The norm establishes three types of suffering -physical, psychological and spiritual- and the TC defends that it is not clear if the three must be fulfilled at the same time or it is enough that there is one of them.
This “intolerable lack of definition” led the judges to veto the rule again, as they had already done in 2021.
Caupers also said that Parliament did not limit itself to correcting the aspects that the TC had indicated in 2021 and decided to go “further” by modifying the rule, which “had consequences.”
Minutes after the Constitutional Court announced its decision, the president announced that he is returning the rule to Parliament.
What does the euthanasia law in Portugal say?
The law, approved by Parliament last December, defined medically assisted death as that which “occurs by their own decision” of a person, “in the exercise of their fundamental right of self-determination” and when it is “practiced or helped by a professional Of the health”.

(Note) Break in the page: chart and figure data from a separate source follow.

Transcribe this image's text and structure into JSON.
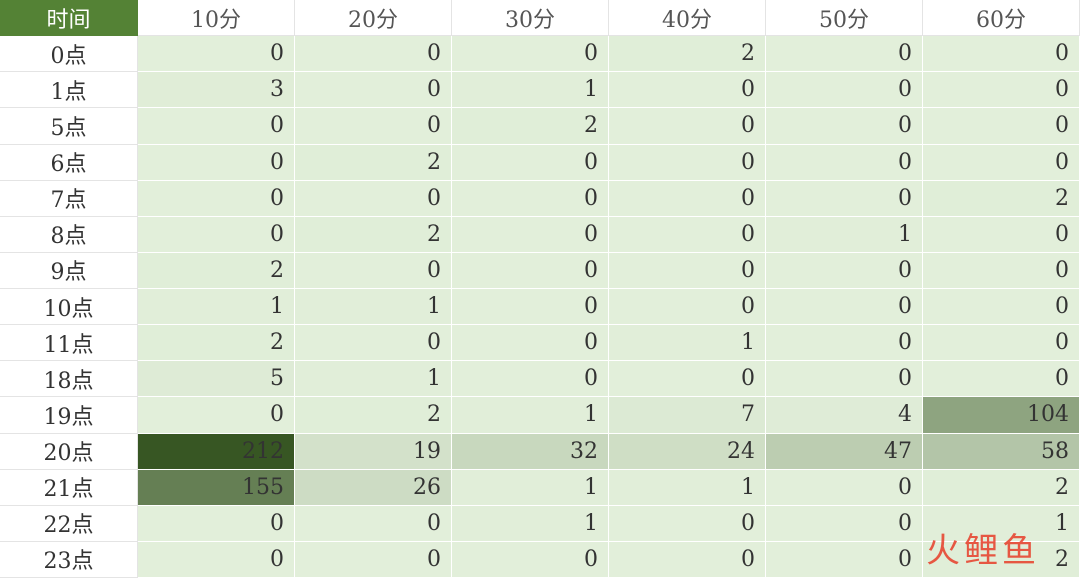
{
  "table": {
    "header": [
      "时间",
      "10分",
      "20分",
      "30分",
      "40分",
      "50分",
      "60分"
    ],
    "rows": [
      {
        "label": "0点",
        "values": [
          0,
          0,
          0,
          2,
          0,
          0
        ]
      },
      {
        "label": "1点",
        "values": [
          3,
          0,
          1,
          0,
          0,
          0
        ]
      },
      {
        "label": "5点",
        "values": [
          0,
          0,
          2,
          0,
          0,
          0
        ]
      },
      {
        "label": "6点",
        "values": [
          0,
          2,
          0,
          0,
          0,
          0
        ]
      },
      {
        "label": "7点",
        "values": [
          0,
          0,
          0,
          0,
          0,
          2
        ]
      },
      {
        "label": "8点",
        "values": [
          0,
          2,
          0,
          0,
          1,
          0
        ]
      },
      {
        "label": "9点",
        "values": [
          2,
          0,
          0,
          0,
          0,
          0
        ]
      },
      {
        "label": "10点",
        "values": [
          1,
          1,
          0,
          0,
          0,
          0
        ]
      },
      {
        "label": "11点",
        "values": [
          2,
          0,
          0,
          1,
          0,
          0
        ]
      },
      {
        "label": "18点",
        "values": [
          5,
          1,
          0,
          0,
          0,
          0
        ]
      },
      {
        "label": "19点",
        "values": [
          0,
          2,
          1,
          7,
          4,
          104
        ]
      },
      {
        "label": "20点",
        "values": [
          212,
          19,
          32,
          24,
          47,
          58
        ]
      },
      {
        "label": "21点",
        "values": [
          155,
          26,
          1,
          1,
          0,
          2
        ]
      },
      {
        "label": "22点",
        "values": [
          0,
          0,
          1,
          0,
          0,
          1
        ]
      },
      {
        "label": "23点",
        "values": [
          0,
          0,
          0,
          0,
          0,
          2
        ]
      }
    ]
  },
  "watermark": "火鲤鱼"
}
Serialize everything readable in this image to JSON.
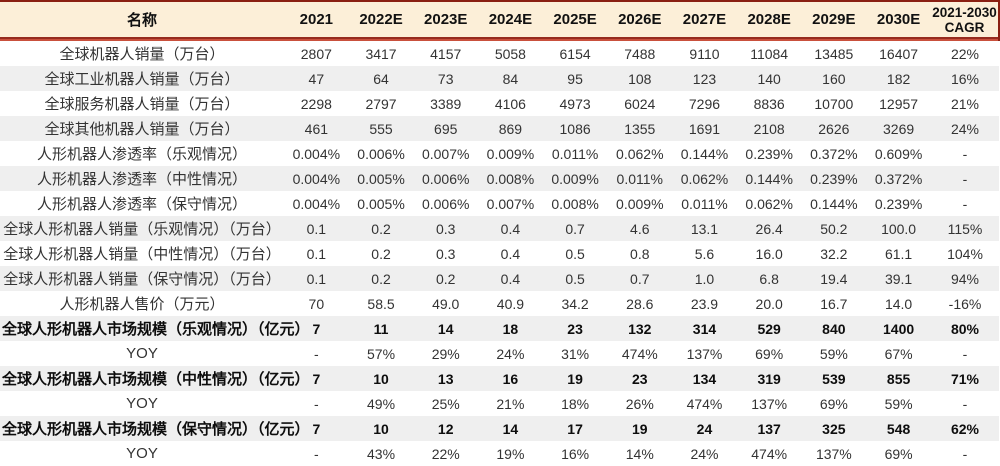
{
  "colors": {
    "header_bg": "#fcefd8",
    "top_border": "#8a1f11",
    "rule_dark": "#962b1e",
    "rule_light": "#c9503c",
    "stripe": "#efefef",
    "text": "#333333"
  },
  "chart_data": {
    "type": "table",
    "columns": [
      "名称",
      "2021",
      "2022E",
      "2023E",
      "2024E",
      "2025E",
      "2026E",
      "2027E",
      "2028E",
      "2029E",
      "2030E",
      "2021-2030 CAGR"
    ],
    "rows": [
      {
        "label": "全球机器人销量（万台）",
        "bold": false,
        "values": [
          "2807",
          "3417",
          "4157",
          "5058",
          "6154",
          "7488",
          "9110",
          "11084",
          "13485",
          "16407",
          "22%"
        ]
      },
      {
        "label": "全球工业机器人销量（万台）",
        "bold": false,
        "values": [
          "47",
          "64",
          "73",
          "84",
          "95",
          "108",
          "123",
          "140",
          "160",
          "182",
          "16%"
        ]
      },
      {
        "label": "全球服务机器人销量（万台）",
        "bold": false,
        "values": [
          "2298",
          "2797",
          "3389",
          "4106",
          "4973",
          "6024",
          "7296",
          "8836",
          "10700",
          "12957",
          "21%"
        ]
      },
      {
        "label": "全球其他机器人销量（万台）",
        "bold": false,
        "values": [
          "461",
          "555",
          "695",
          "869",
          "1086",
          "1355",
          "1691",
          "2108",
          "2626",
          "3269",
          "24%"
        ]
      },
      {
        "label": "人形机器人渗透率（乐观情况）",
        "bold": false,
        "values": [
          "0.004%",
          "0.006%",
          "0.007%",
          "0.009%",
          "0.011%",
          "0.062%",
          "0.144%",
          "0.239%",
          "0.372%",
          "0.609%",
          "-"
        ]
      },
      {
        "label": "人形机器人渗透率（中性情况）",
        "bold": false,
        "values": [
          "0.004%",
          "0.005%",
          "0.006%",
          "0.008%",
          "0.009%",
          "0.011%",
          "0.062%",
          "0.144%",
          "0.239%",
          "0.372%",
          "-"
        ]
      },
      {
        "label": "人形机器人渗透率（保守情况）",
        "bold": false,
        "values": [
          "0.004%",
          "0.005%",
          "0.006%",
          "0.007%",
          "0.008%",
          "0.009%",
          "0.011%",
          "0.062%",
          "0.144%",
          "0.239%",
          "-"
        ]
      },
      {
        "label": "全球人形机器人销量（乐观情况）（万台）",
        "bold": false,
        "values": [
          "0.1",
          "0.2",
          "0.3",
          "0.4",
          "0.7",
          "4.6",
          "13.1",
          "26.4",
          "50.2",
          "100.0",
          "115%"
        ]
      },
      {
        "label": "全球人形机器人销量（中性情况）（万台）",
        "bold": false,
        "values": [
          "0.1",
          "0.2",
          "0.3",
          "0.4",
          "0.5",
          "0.8",
          "5.6",
          "16.0",
          "32.2",
          "61.1",
          "104%"
        ]
      },
      {
        "label": "全球人形机器人销量（保守情况）（万台）",
        "bold": false,
        "values": [
          "0.1",
          "0.2",
          "0.2",
          "0.4",
          "0.5",
          "0.7",
          "1.0",
          "6.8",
          "19.4",
          "39.1",
          "94%"
        ]
      },
      {
        "label": "人形机器人售价（万元）",
        "bold": false,
        "values": [
          "70",
          "58.5",
          "49.0",
          "40.9",
          "34.2",
          "28.6",
          "23.9",
          "20.0",
          "16.7",
          "14.0",
          "-16%"
        ]
      },
      {
        "label": "全球人形机器人市场规模（乐观情况）（亿元）",
        "bold": true,
        "values": [
          "7",
          "11",
          "14",
          "18",
          "23",
          "132",
          "314",
          "529",
          "840",
          "1400",
          "80%"
        ]
      },
      {
        "label": "YOY",
        "bold": false,
        "values": [
          "-",
          "57%",
          "29%",
          "24%",
          "31%",
          "474%",
          "137%",
          "69%",
          "59%",
          "67%",
          "-"
        ]
      },
      {
        "label": "全球人形机器人市场规模（中性情况）（亿元）",
        "bold": true,
        "values": [
          "7",
          "10",
          "13",
          "16",
          "19",
          "23",
          "134",
          "319",
          "539",
          "855",
          "71%"
        ]
      },
      {
        "label": "YOY",
        "bold": false,
        "values": [
          "-",
          "49%",
          "25%",
          "21%",
          "18%",
          "26%",
          "474%",
          "137%",
          "69%",
          "59%",
          "-"
        ]
      },
      {
        "label": "全球人形机器人市场规模（保守情况）（亿元）",
        "bold": true,
        "values": [
          "7",
          "10",
          "12",
          "14",
          "17",
          "19",
          "24",
          "137",
          "325",
          "548",
          "62%"
        ]
      },
      {
        "label": "YOY",
        "bold": false,
        "values": [
          "-",
          "43%",
          "22%",
          "19%",
          "16%",
          "14%",
          "24%",
          "474%",
          "137%",
          "69%",
          "-"
        ]
      }
    ]
  }
}
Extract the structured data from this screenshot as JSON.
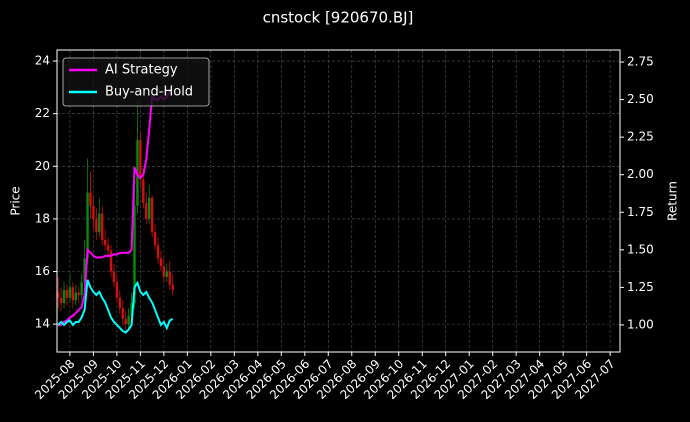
{
  "chart_data": {
    "type": "candlestick",
    "title": "cnstock [920670.BJ]",
    "ylabel": "Price",
    "y2label": "Return",
    "x": [
      -0.5,
      -0.375,
      -0.25,
      -0.125,
      0,
      0.125,
      0.25,
      0.375,
      0.5,
      0.625,
      0.75,
      0.875,
      1,
      1.125,
      1.25,
      1.375,
      1.5,
      1.625,
      1.75,
      1.875,
      2,
      2.125,
      2.25,
      2.375,
      2.5,
      2.625,
      2.75,
      2.875,
      3,
      3.125,
      3.25,
      3.375,
      3.5,
      3.625,
      3.75,
      3.875,
      4,
      4.125,
      4.25,
      4.375
    ],
    "open": [
      15.2,
      15.0,
      14.8,
      15.3,
      15.0,
      15.4,
      14.9,
      15.2,
      15.1,
      15.6,
      16.5,
      19.0,
      18.5,
      18.0,
      17.5,
      18.2,
      17.2,
      17.0,
      16.8,
      16.0,
      15.6,
      15.0,
      14.6,
      14.2,
      14.0,
      14.3,
      14.8,
      18.5,
      21.0,
      19.5,
      18.6,
      18.0,
      18.8,
      17.5,
      17.0,
      16.5,
      16.2,
      15.8,
      16.0,
      15.5
    ],
    "high": [
      15.8,
      15.4,
      15.6,
      15.5,
      15.9,
      15.6,
      15.5,
      15.4,
      15.9,
      17.2,
      20.3,
      19.8,
      18.9,
      18.4,
      18.8,
      18.5,
      17.6,
      17.3,
      17.0,
      16.3,
      15.9,
      15.3,
      14.9,
      14.5,
      14.6,
      15.2,
      19.2,
      22.5,
      21.3,
      19.9,
      19.0,
      19.3,
      18.9,
      17.8,
      17.3,
      16.8,
      16.5,
      16.3,
      16.4,
      15.9
    ],
    "low": [
      14.6,
      14.5,
      14.6,
      14.7,
      14.8,
      14.6,
      14.7,
      14.8,
      14.9,
      15.4,
      16.3,
      18.0,
      17.6,
      17.2,
      17.3,
      17.0,
      16.8,
      16.5,
      15.8,
      15.4,
      14.8,
      14.4,
      14.0,
      13.7,
      13.8,
      14.1,
      14.6,
      18.2,
      19.2,
      18.4,
      17.8,
      17.8,
      17.3,
      16.8,
      16.3,
      16.0,
      15.6,
      15.6,
      15.3,
      15.1
    ],
    "close": [
      15.0,
      14.8,
      15.3,
      15.0,
      15.4,
      14.9,
      15.2,
      15.1,
      15.6,
      16.5,
      19.0,
      18.5,
      18.0,
      17.5,
      18.2,
      17.2,
      17.0,
      16.8,
      16.0,
      15.6,
      15.0,
      14.6,
      14.2,
      14.0,
      14.3,
      14.8,
      18.5,
      21.0,
      19.5,
      18.6,
      18.0,
      18.8,
      17.5,
      17.0,
      16.5,
      16.2,
      15.8,
      16.0,
      15.5,
      15.3
    ],
    "up_color": "#0a8a0a",
    "down_color": "#d01010",
    "series": [
      {
        "name": "AI Strategy",
        "color": "#ff00ff",
        "axis": "y2",
        "values": [
          1.0,
          1.0,
          1.02,
          1.03,
          1.05,
          1.06,
          1.08,
          1.1,
          1.12,
          1.2,
          1.5,
          1.48,
          1.46,
          1.45,
          1.45,
          1.45,
          1.46,
          1.46,
          1.46,
          1.47,
          1.47,
          1.48,
          1.48,
          1.48,
          1.48,
          1.5,
          2.05,
          2.0,
          1.98,
          2.0,
          2.1,
          2.3,
          2.52,
          2.5,
          2.5,
          2.52,
          2.5,
          2.52,
          2.55,
          2.6
        ]
      },
      {
        "name": "Buy-and-Hold",
        "color": "#00ffff",
        "axis": "y2",
        "values": [
          1.0,
          1.02,
          1.0,
          1.02,
          1.03,
          1.0,
          1.02,
          1.02,
          1.05,
          1.1,
          1.3,
          1.25,
          1.22,
          1.2,
          1.22,
          1.18,
          1.15,
          1.1,
          1.05,
          1.02,
          1.0,
          0.98,
          0.96,
          0.95,
          0.97,
          1.0,
          1.25,
          1.28,
          1.22,
          1.2,
          1.22,
          1.18,
          1.15,
          1.1,
          1.05,
          1.0,
          1.02,
          0.98,
          1.03,
          1.04
        ]
      }
    ],
    "xlim": [
      -0.55,
      23.42
    ],
    "xticks": [
      {
        "value": 0,
        "label": "2025-08"
      },
      {
        "value": 1,
        "label": "2025-09"
      },
      {
        "value": 2,
        "label": "2025-10"
      },
      {
        "value": 3,
        "label": "2025-11"
      },
      {
        "value": 4,
        "label": "2025-12"
      },
      {
        "value": 5,
        "label": "2026-01"
      },
      {
        "value": 6,
        "label": "2026-02"
      },
      {
        "value": 7,
        "label": "2026-03"
      },
      {
        "value": 8,
        "label": "2026-04"
      },
      {
        "value": 9,
        "label": "2026-05"
      },
      {
        "value": 10,
        "label": "2026-06"
      },
      {
        "value": 11,
        "label": "2026-07"
      },
      {
        "value": 12,
        "label": "2026-08"
      },
      {
        "value": 13,
        "label": "2026-09"
      },
      {
        "value": 14,
        "label": "2026-10"
      },
      {
        "value": 15,
        "label": "2026-11"
      },
      {
        "value": 16,
        "label": "2026-12"
      },
      {
        "value": 17,
        "label": "2027-01"
      },
      {
        "value": 18,
        "label": "2027-02"
      },
      {
        "value": 19,
        "label": "2027-03"
      },
      {
        "value": 20,
        "label": "2027-04"
      },
      {
        "value": 21,
        "label": "2027-05"
      },
      {
        "value": 22,
        "label": "2027-06"
      },
      {
        "value": 23,
        "label": "2027-07"
      }
    ],
    "ylim": [
      12.94,
      24.42
    ],
    "yticks": [
      14,
      16,
      18,
      20,
      22,
      24
    ],
    "y2lim": [
      0.82,
      2.83
    ],
    "y2ticks": [
      {
        "value": 1,
        "label": "1.00"
      },
      {
        "value": 1.25,
        "label": "1.25"
      },
      {
        "value": 1.5,
        "label": "1.50"
      },
      {
        "value": 1.75,
        "label": "1.75"
      },
      {
        "value": 2,
        "label": "2.00"
      },
      {
        "value": 2.25,
        "label": "2.25"
      },
      {
        "value": 2.5,
        "label": "2.50"
      },
      {
        "value": 2.75,
        "label": "2.75"
      }
    ],
    "grid": true,
    "legend": "upper left"
  }
}
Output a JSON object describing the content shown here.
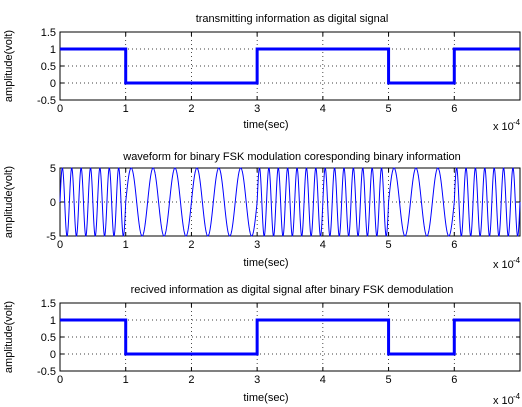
{
  "chart_data": [
    {
      "type": "line",
      "title": "transmitting information as digital signal",
      "xlabel": "time(sec)",
      "ylabel": "amplitude(volt)",
      "x_multiplier": "x 10",
      "x_exponent": "-4",
      "xlim": [
        0,
        7
      ],
      "ylim": [
        -0.5,
        1.5
      ],
      "xticks": [
        "0",
        "1",
        "2",
        "3",
        "4",
        "5",
        "6"
      ],
      "yticks": [
        "1.5",
        "1",
        "0.5",
        "0",
        "-0.5"
      ],
      "series": [
        {
          "values": [
            {
              "x": 0,
              "y": 1
            },
            {
              "x": 1,
              "y": 1
            },
            {
              "x": 1,
              "y": 0
            },
            {
              "x": 3,
              "y": 0
            },
            {
              "x": 3,
              "y": 1
            },
            {
              "x": 5,
              "y": 1
            },
            {
              "x": 5,
              "y": 0
            },
            {
              "x": 6,
              "y": 0
            },
            {
              "x": 6,
              "y": 1
            },
            {
              "x": 7,
              "y": 1
            }
          ]
        }
      ],
      "grid": "dotted",
      "line_color": "#0000ff"
    },
    {
      "type": "line",
      "title": "waveform for binary FSK modulation coresponding binary information",
      "xlabel": "time(sec)",
      "ylabel": "amplitude(volt)",
      "x_multiplier": "x 10",
      "x_exponent": "-4",
      "xlim": [
        0,
        7
      ],
      "ylim": [
        -5,
        5
      ],
      "xticks": [
        "0",
        "1",
        "2",
        "3",
        "4",
        "5",
        "6"
      ],
      "yticks": [
        "5",
        "0",
        "-5"
      ],
      "series": [
        {
          "amplitude": 5,
          "bits": [
            1,
            0,
            0,
            1,
            1,
            0,
            1
          ],
          "cycles_per_bit_high": 7,
          "cycles_per_bit_low": 3
        }
      ],
      "grid": "dotted",
      "line_color": "#0000ff"
    },
    {
      "type": "line",
      "title": "recived information as digital signal after binary FSK demodulation",
      "xlabel": "time(sec)",
      "ylabel": "amplitude(volt)",
      "x_multiplier": "x 10",
      "x_exponent": "-4",
      "xlim": [
        0,
        7
      ],
      "ylim": [
        -0.5,
        1.5
      ],
      "xticks": [
        "0",
        "1",
        "2",
        "3",
        "4",
        "5",
        "6"
      ],
      "yticks": [
        "1.5",
        "1",
        "0.5",
        "0",
        "-0.5"
      ],
      "series": [
        {
          "values": [
            {
              "x": 0,
              "y": 1
            },
            {
              "x": 1,
              "y": 1
            },
            {
              "x": 1,
              "y": 0
            },
            {
              "x": 3,
              "y": 0
            },
            {
              "x": 3,
              "y": 1
            },
            {
              "x": 5,
              "y": 1
            },
            {
              "x": 5,
              "y": 0
            },
            {
              "x": 6,
              "y": 0
            },
            {
              "x": 6,
              "y": 1
            },
            {
              "x": 7,
              "y": 1
            }
          ]
        }
      ],
      "grid": "dotted",
      "line_color": "#0000ff"
    }
  ]
}
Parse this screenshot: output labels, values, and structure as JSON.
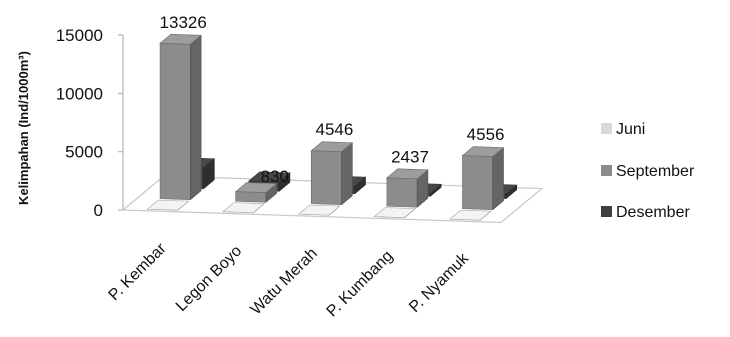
{
  "chart_data": {
    "type": "bar",
    "title": "",
    "xlabel": "",
    "ylabel": "Kelimpahan (Ind/1000m³)",
    "ylim": [
      0,
      15000
    ],
    "yticks": [
      0,
      5000,
      10000,
      15000
    ],
    "categories": [
      "P. Kembar",
      "Legon Boyo",
      "Watu Merah",
      "P. Kumbang",
      "P. Nyamuk"
    ],
    "series": [
      {
        "name": "Juni",
        "values": [
          10,
          10,
          10,
          10,
          10
        ],
        "color": "#d9d9d9"
      },
      {
        "name": "September",
        "values": [
          13326,
          830,
          4546,
          2437,
          4556
        ],
        "color": "#8c8c8c"
      },
      {
        "name": "Desember",
        "values": [
          1800,
          800,
          650,
          250,
          400
        ],
        "color": "#404040"
      }
    ],
    "data_labels": {
      "series": "September",
      "texts": [
        "13326",
        "830",
        "4546",
        "2437",
        "4556"
      ]
    },
    "legend_position": "right",
    "grid": false,
    "style": "3d-clustered-column"
  }
}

It would be applied exclusively in cases of adults, with “suffering of great intensity, with definitive injury of extreme gravity or serious and incurable illness.”
In addition, it set a minimum period of two months between the start of the process and medically assisted death and established mandatory psychological monitoring for the patient.
Third setback
It was the third time that the Assembly of the Republic approved the decriminalization of assisted death, which is still not a reality in the country due to vetoes by the Constitutional Court and the head of state himself.
The Portuguese Parliament approved a first version of the norm in January 2021, but the president sent it to the Constitutional Court.
The court rejected it on the grounds that it used “imprecise” concepts, although it noted that medically assisted death, by itself, is not unconstitutional and opened the door to a new parliamentary process.
The Chamber approved the law again in November of that year, with corrections and a new article to define some terms, such as medically assisted death, serious incurable illness, extremely serious definitive injury or suffering.
Rebelo de Sousa then applied a political veto because he had “contradictions” about the application situations and returned it to Parliament.
The head of state once again sent the third version of the norm, approved in December 2022, to the Constitutional Court, so that it could review whether it complied with the legal requirements that the court had pointed out in 2021.